PIPE(2)PIPE(2)

NAME

pipe – create an interprocess channel

SYNOPSIS

#include <u.h>
#include <libc.h>

int pipe(int fd[2])

DESCRIPTION

Pipe creates a buffered channel for interprocess I/O communication. Two file descriptors are returned in fd. Data written to fd[1] is available for reading from fd[0] and data written to fd[0] is available for reading from fd[1].

After the pipe has been established, cooperating processes created by subsequent fork(2) calls may pass data through the pipe with read and write calls. The bytes placed on a pipe by one write are contiguous even if many processes are writing. Write boundaries are preserved: each read terminates when the read buffer is full or after reading the last byte of a write, whichever comes first.

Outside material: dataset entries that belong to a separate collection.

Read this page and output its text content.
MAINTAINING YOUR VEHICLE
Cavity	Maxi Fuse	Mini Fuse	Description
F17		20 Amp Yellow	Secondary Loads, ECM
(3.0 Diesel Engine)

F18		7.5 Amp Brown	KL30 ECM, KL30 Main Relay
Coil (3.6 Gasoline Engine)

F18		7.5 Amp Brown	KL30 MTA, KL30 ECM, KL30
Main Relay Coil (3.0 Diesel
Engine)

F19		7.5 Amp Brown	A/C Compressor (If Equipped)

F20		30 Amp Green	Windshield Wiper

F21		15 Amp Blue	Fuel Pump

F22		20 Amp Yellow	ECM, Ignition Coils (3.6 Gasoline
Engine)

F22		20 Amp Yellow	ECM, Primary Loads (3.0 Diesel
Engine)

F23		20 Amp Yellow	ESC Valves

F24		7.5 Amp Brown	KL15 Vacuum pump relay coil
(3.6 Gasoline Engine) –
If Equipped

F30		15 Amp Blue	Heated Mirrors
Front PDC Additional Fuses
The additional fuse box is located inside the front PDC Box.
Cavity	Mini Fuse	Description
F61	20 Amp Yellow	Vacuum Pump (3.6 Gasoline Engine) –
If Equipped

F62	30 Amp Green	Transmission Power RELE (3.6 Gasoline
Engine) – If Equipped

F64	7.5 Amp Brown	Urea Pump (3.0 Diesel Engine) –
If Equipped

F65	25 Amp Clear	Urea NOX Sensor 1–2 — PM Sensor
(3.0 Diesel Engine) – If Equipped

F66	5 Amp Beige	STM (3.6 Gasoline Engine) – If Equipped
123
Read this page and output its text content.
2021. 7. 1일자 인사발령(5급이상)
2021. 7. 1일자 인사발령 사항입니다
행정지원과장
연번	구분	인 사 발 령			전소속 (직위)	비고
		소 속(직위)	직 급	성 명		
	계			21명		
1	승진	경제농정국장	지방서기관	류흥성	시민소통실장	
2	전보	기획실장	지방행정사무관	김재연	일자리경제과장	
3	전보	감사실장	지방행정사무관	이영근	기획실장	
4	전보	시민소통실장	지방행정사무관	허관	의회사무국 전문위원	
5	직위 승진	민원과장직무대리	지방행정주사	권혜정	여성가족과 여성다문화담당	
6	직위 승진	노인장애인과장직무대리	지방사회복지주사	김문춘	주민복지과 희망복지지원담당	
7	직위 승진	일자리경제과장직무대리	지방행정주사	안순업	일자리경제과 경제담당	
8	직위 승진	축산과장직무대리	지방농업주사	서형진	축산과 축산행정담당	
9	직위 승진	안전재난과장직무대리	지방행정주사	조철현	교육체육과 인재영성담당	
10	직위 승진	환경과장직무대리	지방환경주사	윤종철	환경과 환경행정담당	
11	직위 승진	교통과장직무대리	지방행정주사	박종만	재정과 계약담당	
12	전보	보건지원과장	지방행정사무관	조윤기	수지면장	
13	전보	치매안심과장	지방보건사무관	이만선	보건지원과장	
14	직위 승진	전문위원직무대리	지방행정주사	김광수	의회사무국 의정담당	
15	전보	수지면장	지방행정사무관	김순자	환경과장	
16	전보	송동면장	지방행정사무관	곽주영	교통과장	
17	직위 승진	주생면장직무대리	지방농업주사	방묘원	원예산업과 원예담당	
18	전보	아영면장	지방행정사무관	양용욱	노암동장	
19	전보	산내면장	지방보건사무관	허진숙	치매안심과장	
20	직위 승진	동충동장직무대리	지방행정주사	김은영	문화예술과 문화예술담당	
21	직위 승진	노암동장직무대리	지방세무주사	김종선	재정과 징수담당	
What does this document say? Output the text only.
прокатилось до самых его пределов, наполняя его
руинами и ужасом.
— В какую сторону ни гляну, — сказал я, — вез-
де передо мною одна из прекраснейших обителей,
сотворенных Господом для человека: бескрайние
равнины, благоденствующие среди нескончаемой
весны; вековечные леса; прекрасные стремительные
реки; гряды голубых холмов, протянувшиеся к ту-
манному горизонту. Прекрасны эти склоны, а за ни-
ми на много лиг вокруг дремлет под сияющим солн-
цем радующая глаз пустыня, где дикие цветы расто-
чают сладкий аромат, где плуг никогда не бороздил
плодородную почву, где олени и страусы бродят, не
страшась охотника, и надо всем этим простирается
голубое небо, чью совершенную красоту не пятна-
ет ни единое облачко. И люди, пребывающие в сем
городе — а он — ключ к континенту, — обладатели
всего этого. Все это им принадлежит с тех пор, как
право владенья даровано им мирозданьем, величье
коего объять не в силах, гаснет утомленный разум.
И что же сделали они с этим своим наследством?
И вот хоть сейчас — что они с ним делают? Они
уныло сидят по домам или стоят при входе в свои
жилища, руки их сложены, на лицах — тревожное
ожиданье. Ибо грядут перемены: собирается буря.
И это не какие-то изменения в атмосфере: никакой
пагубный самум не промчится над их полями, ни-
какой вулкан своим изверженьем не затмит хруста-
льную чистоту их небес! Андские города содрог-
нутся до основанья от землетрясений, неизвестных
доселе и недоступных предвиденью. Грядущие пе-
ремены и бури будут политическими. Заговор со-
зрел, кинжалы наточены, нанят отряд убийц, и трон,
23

The number of bytes available to a read(2) is reported in the Length field returned by fstat or dirfstat on a pipe (see stat(2)).

When all the data has been read from a pipe and the writer has closed the pipe or exited, read(2) will return 0 bytes. Writes to a pipe with no reader will generate a note sys: write on closed pipe .

SOURCE

/sys/src/libc/9syscall

SEE

intro(2), read(2), pipe(3)

DIAGNOSTICS

Sets errstr.

BUGS

If a read or a write of a pipe is interrupted, some unknown number of bytes may have been transferred.
When a read from a pipe returns 0 bytes, it usually means end of file but is indistinguishable from reading the result of an explicit write of zero bytes.